David Isenberg – (Huffington Post) – January 20, 2012 – Some things just seem to go together: day and night, bread and butter, Romeo and Juliet, Abbott and Costello, Crosby and Hope, Batman and Robin, Bugs Bunny and Daffy Duck, Cheech and Chong, Sonny and Cher, Beavis and Butthead and sharks and suckerfish (remora) for example. In light of that last pair, another symbiotic pair is private military and security contractors and lawyers.
When historians try to calculate the various benefits that the past decade of privatized contingency operations has brought, one hopes they won’t forget to include the huge number of billable hours that various law firms representing various plaintiffs and defendants have amassed. Firms like KBR, Blackwater and DynCorp alone have doubtlessly enabled scores of lawyers to pay for their children’s education all the way up through doctorates.
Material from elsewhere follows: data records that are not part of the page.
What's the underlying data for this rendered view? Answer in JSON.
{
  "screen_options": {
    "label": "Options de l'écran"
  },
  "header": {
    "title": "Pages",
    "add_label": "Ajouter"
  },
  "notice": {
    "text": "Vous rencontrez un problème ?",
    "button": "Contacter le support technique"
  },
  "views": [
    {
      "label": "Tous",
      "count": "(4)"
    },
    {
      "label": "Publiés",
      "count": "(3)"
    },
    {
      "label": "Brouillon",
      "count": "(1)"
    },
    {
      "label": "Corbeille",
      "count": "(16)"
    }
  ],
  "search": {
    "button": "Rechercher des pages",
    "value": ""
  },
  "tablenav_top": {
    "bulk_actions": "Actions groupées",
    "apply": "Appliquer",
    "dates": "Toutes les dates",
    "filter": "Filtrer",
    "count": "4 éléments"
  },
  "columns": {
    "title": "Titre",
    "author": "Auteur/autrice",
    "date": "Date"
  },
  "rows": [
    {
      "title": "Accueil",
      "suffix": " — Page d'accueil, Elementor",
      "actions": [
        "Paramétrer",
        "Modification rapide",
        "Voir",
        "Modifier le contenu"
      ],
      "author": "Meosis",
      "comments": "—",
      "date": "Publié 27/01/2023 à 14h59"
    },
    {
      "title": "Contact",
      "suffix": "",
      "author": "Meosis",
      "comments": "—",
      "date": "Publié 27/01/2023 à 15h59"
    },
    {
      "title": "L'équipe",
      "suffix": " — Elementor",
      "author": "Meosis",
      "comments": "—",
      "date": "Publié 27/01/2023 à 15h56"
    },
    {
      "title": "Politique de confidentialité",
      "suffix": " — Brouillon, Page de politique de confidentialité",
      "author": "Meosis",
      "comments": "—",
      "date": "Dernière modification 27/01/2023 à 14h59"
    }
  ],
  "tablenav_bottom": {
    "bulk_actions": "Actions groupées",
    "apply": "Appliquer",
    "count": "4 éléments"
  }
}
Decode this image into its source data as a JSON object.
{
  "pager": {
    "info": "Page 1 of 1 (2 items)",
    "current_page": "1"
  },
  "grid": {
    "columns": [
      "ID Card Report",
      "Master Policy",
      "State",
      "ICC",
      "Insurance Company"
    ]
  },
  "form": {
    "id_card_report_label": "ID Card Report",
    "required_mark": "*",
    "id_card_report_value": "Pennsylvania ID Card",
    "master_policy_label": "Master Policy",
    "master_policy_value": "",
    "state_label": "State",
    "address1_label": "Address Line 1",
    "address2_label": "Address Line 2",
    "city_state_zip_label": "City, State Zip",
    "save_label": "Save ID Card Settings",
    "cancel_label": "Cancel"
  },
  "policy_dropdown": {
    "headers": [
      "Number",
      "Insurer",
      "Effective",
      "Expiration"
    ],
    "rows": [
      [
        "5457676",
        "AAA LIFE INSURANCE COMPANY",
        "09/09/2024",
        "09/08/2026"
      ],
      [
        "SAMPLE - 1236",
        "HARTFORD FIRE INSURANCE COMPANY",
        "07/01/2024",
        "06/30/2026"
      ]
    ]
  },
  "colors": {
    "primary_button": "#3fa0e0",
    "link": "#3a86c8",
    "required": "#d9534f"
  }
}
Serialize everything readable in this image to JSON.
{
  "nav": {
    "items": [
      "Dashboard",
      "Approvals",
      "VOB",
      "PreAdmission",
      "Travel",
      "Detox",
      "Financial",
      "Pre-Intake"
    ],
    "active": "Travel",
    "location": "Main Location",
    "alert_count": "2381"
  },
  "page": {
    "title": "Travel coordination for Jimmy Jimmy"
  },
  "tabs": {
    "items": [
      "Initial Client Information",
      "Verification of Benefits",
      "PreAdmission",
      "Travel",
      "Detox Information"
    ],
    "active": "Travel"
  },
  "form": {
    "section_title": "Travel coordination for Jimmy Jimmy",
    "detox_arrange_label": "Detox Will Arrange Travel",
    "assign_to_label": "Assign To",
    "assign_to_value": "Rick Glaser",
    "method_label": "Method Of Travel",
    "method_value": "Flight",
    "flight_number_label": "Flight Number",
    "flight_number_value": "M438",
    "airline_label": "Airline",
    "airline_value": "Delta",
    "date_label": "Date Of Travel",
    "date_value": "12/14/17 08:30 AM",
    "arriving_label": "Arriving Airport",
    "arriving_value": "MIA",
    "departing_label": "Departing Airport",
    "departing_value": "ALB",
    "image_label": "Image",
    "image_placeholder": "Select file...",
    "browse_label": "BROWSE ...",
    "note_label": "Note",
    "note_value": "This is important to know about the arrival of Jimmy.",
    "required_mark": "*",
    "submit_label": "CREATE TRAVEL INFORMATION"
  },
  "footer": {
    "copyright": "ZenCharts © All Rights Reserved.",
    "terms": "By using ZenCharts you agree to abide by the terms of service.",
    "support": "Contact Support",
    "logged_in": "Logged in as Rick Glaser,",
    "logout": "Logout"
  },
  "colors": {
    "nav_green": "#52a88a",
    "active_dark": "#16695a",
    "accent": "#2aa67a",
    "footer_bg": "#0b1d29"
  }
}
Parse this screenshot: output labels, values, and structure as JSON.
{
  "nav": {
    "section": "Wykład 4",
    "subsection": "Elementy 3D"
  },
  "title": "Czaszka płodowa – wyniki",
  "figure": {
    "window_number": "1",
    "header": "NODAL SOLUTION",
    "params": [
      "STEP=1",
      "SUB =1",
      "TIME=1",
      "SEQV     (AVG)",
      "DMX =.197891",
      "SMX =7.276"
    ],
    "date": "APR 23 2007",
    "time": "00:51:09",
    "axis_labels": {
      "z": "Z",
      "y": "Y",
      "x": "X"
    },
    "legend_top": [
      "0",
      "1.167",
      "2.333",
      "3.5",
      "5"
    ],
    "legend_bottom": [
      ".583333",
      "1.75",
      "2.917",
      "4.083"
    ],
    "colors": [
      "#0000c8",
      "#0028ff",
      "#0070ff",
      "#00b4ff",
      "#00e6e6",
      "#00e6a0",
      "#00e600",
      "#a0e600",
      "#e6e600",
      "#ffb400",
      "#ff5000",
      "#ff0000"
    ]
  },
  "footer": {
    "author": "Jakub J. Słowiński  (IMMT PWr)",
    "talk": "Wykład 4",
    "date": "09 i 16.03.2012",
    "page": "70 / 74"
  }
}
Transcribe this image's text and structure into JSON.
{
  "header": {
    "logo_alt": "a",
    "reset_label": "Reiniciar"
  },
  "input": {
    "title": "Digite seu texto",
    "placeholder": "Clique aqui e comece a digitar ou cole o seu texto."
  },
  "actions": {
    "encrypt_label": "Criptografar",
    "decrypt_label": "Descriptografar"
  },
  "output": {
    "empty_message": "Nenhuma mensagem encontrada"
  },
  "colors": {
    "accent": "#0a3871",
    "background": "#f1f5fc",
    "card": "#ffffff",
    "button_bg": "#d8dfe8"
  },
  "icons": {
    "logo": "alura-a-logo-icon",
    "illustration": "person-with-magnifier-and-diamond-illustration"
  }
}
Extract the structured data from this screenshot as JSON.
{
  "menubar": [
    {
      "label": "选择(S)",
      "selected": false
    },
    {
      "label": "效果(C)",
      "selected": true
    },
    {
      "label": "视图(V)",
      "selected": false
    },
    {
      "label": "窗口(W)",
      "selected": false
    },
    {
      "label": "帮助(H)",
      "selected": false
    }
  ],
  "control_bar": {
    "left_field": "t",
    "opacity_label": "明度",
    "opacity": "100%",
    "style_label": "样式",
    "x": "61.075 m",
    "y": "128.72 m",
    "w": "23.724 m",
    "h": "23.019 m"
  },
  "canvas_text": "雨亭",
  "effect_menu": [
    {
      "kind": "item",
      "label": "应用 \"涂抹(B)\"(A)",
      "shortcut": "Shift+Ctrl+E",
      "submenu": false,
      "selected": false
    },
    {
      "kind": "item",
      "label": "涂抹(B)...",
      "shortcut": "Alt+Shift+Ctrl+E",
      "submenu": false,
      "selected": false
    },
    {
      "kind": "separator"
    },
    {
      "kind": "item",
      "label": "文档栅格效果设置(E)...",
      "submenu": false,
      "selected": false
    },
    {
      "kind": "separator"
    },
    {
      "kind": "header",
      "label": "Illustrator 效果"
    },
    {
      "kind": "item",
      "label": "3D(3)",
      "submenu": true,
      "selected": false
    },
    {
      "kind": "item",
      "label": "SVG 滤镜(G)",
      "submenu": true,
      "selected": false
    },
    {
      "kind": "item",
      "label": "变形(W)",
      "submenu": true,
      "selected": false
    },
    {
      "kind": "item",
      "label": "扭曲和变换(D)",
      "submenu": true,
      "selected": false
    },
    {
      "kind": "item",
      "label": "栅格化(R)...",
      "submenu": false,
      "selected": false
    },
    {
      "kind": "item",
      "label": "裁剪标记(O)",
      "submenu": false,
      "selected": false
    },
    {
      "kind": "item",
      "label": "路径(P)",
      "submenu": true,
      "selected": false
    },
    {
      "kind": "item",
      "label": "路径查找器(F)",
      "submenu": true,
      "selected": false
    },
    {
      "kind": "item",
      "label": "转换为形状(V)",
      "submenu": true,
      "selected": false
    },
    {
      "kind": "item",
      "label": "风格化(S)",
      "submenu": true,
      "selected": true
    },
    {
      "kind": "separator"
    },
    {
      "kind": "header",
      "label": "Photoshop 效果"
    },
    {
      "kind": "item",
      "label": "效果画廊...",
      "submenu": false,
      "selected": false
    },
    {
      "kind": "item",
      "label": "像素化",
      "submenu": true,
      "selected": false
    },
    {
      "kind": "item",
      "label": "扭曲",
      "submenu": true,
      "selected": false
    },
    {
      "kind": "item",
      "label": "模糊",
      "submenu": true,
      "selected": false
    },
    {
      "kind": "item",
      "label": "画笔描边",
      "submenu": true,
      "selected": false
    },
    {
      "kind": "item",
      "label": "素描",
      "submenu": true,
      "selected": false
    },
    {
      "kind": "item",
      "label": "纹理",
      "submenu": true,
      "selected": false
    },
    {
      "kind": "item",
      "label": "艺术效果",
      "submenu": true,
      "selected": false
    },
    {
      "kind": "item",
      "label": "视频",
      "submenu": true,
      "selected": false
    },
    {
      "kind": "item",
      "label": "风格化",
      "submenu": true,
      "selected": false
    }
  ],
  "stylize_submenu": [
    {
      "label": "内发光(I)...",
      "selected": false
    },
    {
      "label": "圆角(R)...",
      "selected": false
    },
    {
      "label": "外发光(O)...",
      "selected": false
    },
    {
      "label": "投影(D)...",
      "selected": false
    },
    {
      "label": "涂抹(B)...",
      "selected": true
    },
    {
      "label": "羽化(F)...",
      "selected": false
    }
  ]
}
For example, earlier this month the security company once known as Blackwater, now Academi, agreed to settle a lawsuit filed by six victims or their families in the Sept. 16, 2007 shootings in Baghdad’s Nisoor Square, an incident that remains a lightning rod over the use of private contractors in war.
According to Charlotte, North Carolina law firm Lewis & Roberts, who represented the victims in this case, the lawsuit was the “last active civil suit stemming from the incident,” in which five Blackwater guards were accused in 14 deaths of civilians.
Also this month the U.S. Equal Employment Opportunity Commission (EEOC), announced that DynCorp International, a Falls Church, Va.-based private military contractor and aircraft maintenance company, will pay $155,000 and furnish other significant relief to settle a sex-based harassment and retaliation lawsuit.